4 Replies Latest reply on Apr 17, 2015 6:10 AM by palex

    DLP how do I block MTP




      I'd like to be able to block MTP in DLP. I'm running version 9.3.300.16.


      I've read that you can block MTP using a Removable Storage Protection Rule, but I can't find any reference to it.



      Am I being stupid? Can some point me in the right direction, just using small words please ;-)





        • 1. Re: DLP how do I block MTP

          Moved to DLP for a faster response.




          • 2. Re: DLP how do I block MTP

            Hi, alex01482!

            See Re: Blocking attchment sending through emails/webmails

            Removable Storage Protection Rule is in this window :-) This rule do not block MTP-Devices (it control copying files to MTP-devices)

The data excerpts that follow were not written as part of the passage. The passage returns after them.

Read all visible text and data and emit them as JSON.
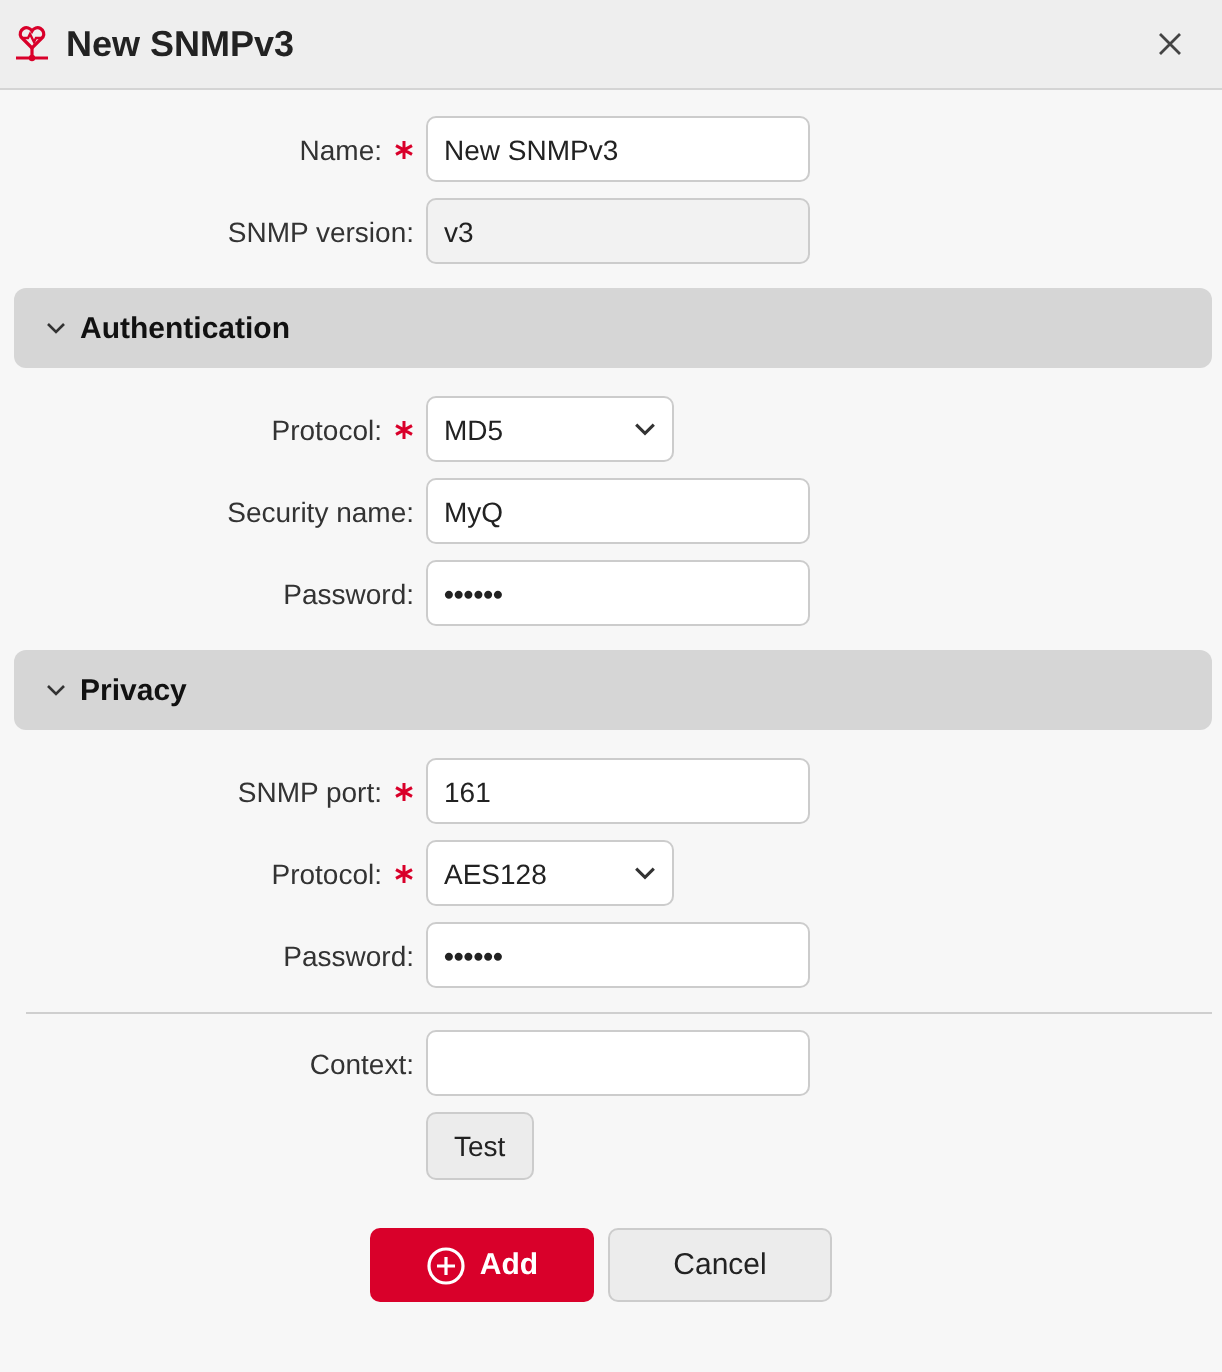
{
  "dialog": {
    "title": "New SNMPv3"
  },
  "fields": [
    {
      "label": "Name:",
      "required": true,
      "kind": "text",
      "value": "New SNMPv3"
    },
    {
      "label": "SNMP version:",
      "required": false,
      "kind": "readonly",
      "value": "v3"
    }
  ],
  "sections": [
    {
      "title": "Authentication",
      "expanded": true,
      "fields": [
        {
          "label": "Protocol:",
          "required": true,
          "kind": "select",
          "value": "MD5"
        },
        {
          "label": "Security name:",
          "required": false,
          "kind": "text",
          "value": "MyQ"
        },
        {
          "label": "Password:",
          "required": false,
          "kind": "password",
          "value": "••••••"
        }
      ]
    },
    {
      "title": "Privacy",
      "expanded": true,
      "fields": [
        {
          "label": "SNMP port:",
          "required": true,
          "kind": "text",
          "value": "161"
        },
        {
          "label": "Protocol:",
          "required": true,
          "kind": "select",
          "value": "AES128"
        },
        {
          "label": "Password:",
          "required": false,
          "kind": "password",
          "value": "••••••"
        }
      ]
    }
  ],
  "context": {
    "label": "Context:",
    "required": false
  },
  "test_button": "Test",
  "buttons": [
    {
      "label": "Add",
      "kind": "primary"
    },
    {
      "label": "Cancel",
      "kind": "secondary"
    }
  ]
}
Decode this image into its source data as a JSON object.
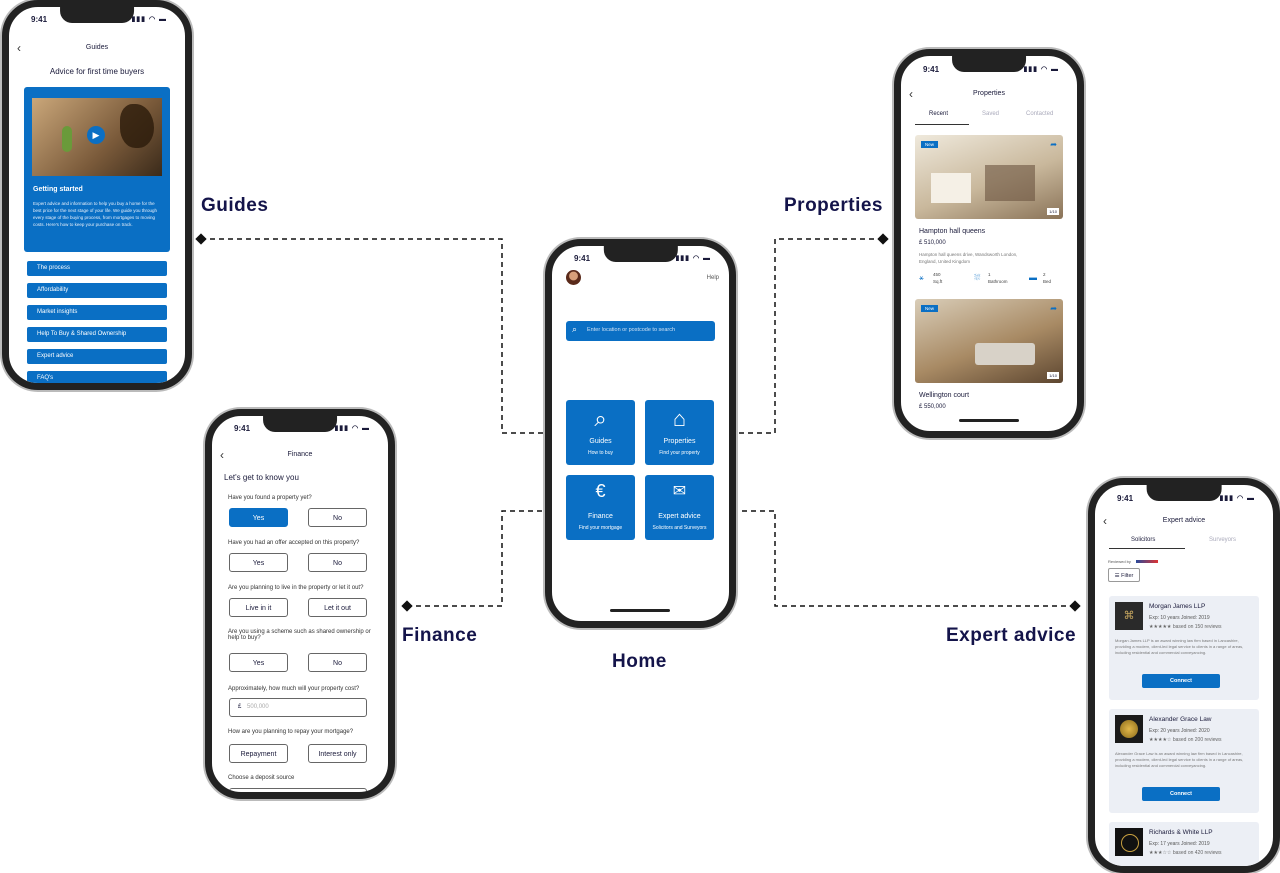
{
  "status_time": "9:41",
  "labels": {
    "guides": "Guides",
    "properties": "Properties",
    "finance": "Finance",
    "expert_advice": "Expert advice",
    "home": "Home"
  },
  "home": {
    "help": "Help",
    "search_placeholder": "Enter location or postcode to search",
    "tiles": [
      {
        "title": "Guides",
        "subtitle": "How to buy"
      },
      {
        "title": "Properties",
        "subtitle": "Find your property"
      },
      {
        "title": "Finance",
        "subtitle": "Find your mortgage"
      },
      {
        "title": "Expert advice",
        "subtitle": "Solicitors and Surveyors"
      }
    ]
  },
  "guides": {
    "header": "Guides",
    "heading": "Advice for first time buyers",
    "card_title": "Getting started",
    "card_text": "Expert advice and information to help you buy a home for the best price for the next stage of your life. We guide you through every stage of the buying process, from mortgages to moving costs. Here's how to keep your purchase on track.",
    "items": [
      "The process",
      "Affordability",
      "Market insights",
      "Help To Buy & Shared Ownership",
      "Expert advice",
      "FAQ's"
    ]
  },
  "properties": {
    "header": "Properties",
    "tabs": [
      "Recent",
      "Saved",
      "Contacted"
    ],
    "listings": [
      {
        "badge": "New",
        "counter": "1/10",
        "name": "Hampton hall queens",
        "price": "£  510,000",
        "address": "Hampton hall queens drive, Wandsworth London, England,  United Kingdom",
        "area_value": "450",
        "area_unit": "Sq.ft",
        "bath_value": "1",
        "bath_unit": "Bathroom",
        "bed_value": "2",
        "bed_unit": "Bed"
      },
      {
        "badge": "New",
        "counter": "1/10",
        "name": "Wellington court",
        "price": "£  550,000"
      }
    ]
  },
  "finance": {
    "header": "Finance",
    "heading": "Let's get to know you",
    "questions": [
      {
        "q": "Have you found a property yet?",
        "a": "Yes",
        "b": "No"
      },
      {
        "q": "Have you had an offer accepted on this property?",
        "a": "Yes",
        "b": "No"
      },
      {
        "q": "Are you planning to live in the property or let it out?",
        "a": "Live in it",
        "b": "Let it out"
      },
      {
        "q": "Are you using a scheme such as shared ownership or help to buy?",
        "a": "Yes",
        "b": "No"
      }
    ],
    "price_question": "Approximately, how much will your property cost?",
    "price_currency": "£",
    "price_placeholder": "500,000",
    "repay_question": "How are you planning to repay your mortgage?",
    "repay_a": "Repayment",
    "repay_b": "Interest only",
    "deposit_question": "Choose a deposit source"
  },
  "expert": {
    "header": "Expert advice",
    "tabs": [
      "Solicitors",
      "Surveyors"
    ],
    "reviewed_by": "Reviewed by",
    "filter": "Filter",
    "connect": "Connect",
    "firms": [
      {
        "name": "Morgan James LLP",
        "meta": "Exp: 10 years   Joined: 2019",
        "stars": "★★★★★",
        "reviews": "based on 150 reviews",
        "text": "Morgan James LLP is an award winning law firm based in Lancashire, providing a modern, client-led legal service to clients in a range of areas, including residential and commercial conveyancing."
      },
      {
        "name": "Alexander Grace Law",
        "meta": "Exp: 20 years   Joined: 2020",
        "stars": "★★★★☆",
        "reviews": "based on 200 reviews",
        "text": "Alexander Grace Law is an award winning law firm based in Lancashire, providing a modern, client-led legal service to clients in a range of areas, including residential and commercial conveyancing."
      },
      {
        "name": "Richards & White LLP",
        "meta": "Exp: 17 years   Joined: 2019",
        "stars": "★★★☆☆",
        "reviews": "based on 420 reviews"
      }
    ]
  },
  "colors": {
    "brand_blue": "#0a6fc4",
    "label_navy": "#14144a"
  }
}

            You can block MTP-Devices with Device Control in this :



            • 3. Re: DLP how do I block MTP

              Thanks for the reply palex


              To Block MTP using device rules will I have to know the Device_Id for every make\model I want to block? That's not really workable given all the possible variations.


              In this link Blocking Non Removable Mass Storage Devices - What Do You Do?


              some contributors suggest that 9.3 natively supports the blocking of MTP devices.

              • 4. Re: DLP how do I block MTP

                Hi, alexp01482!


                You do not need to enter the type and PID of all the devices to block them.

                First, using a DLP find all classes of devices that are in your network (there is a standard request in to the EPO). Then add the tab DLP Policy-Device Management-Device Classes (Windows only) all classes of devices, decide what you will control what is not. For example, attempts to control or lock the entire class of devices, such as controller USB lead to a blue screen of death on computers. Then make Device Definition. Turn back the device class that you want to monitor. Example, New device definition - PnP - USB Class code or Device Class.

                After that you need to make the Device rules. Do not forget that if you make a rule to protect, for example, blocking the smartphone, you must include a definition of the devices and to exclude other categories (Include one and Exclude another Device Definitions).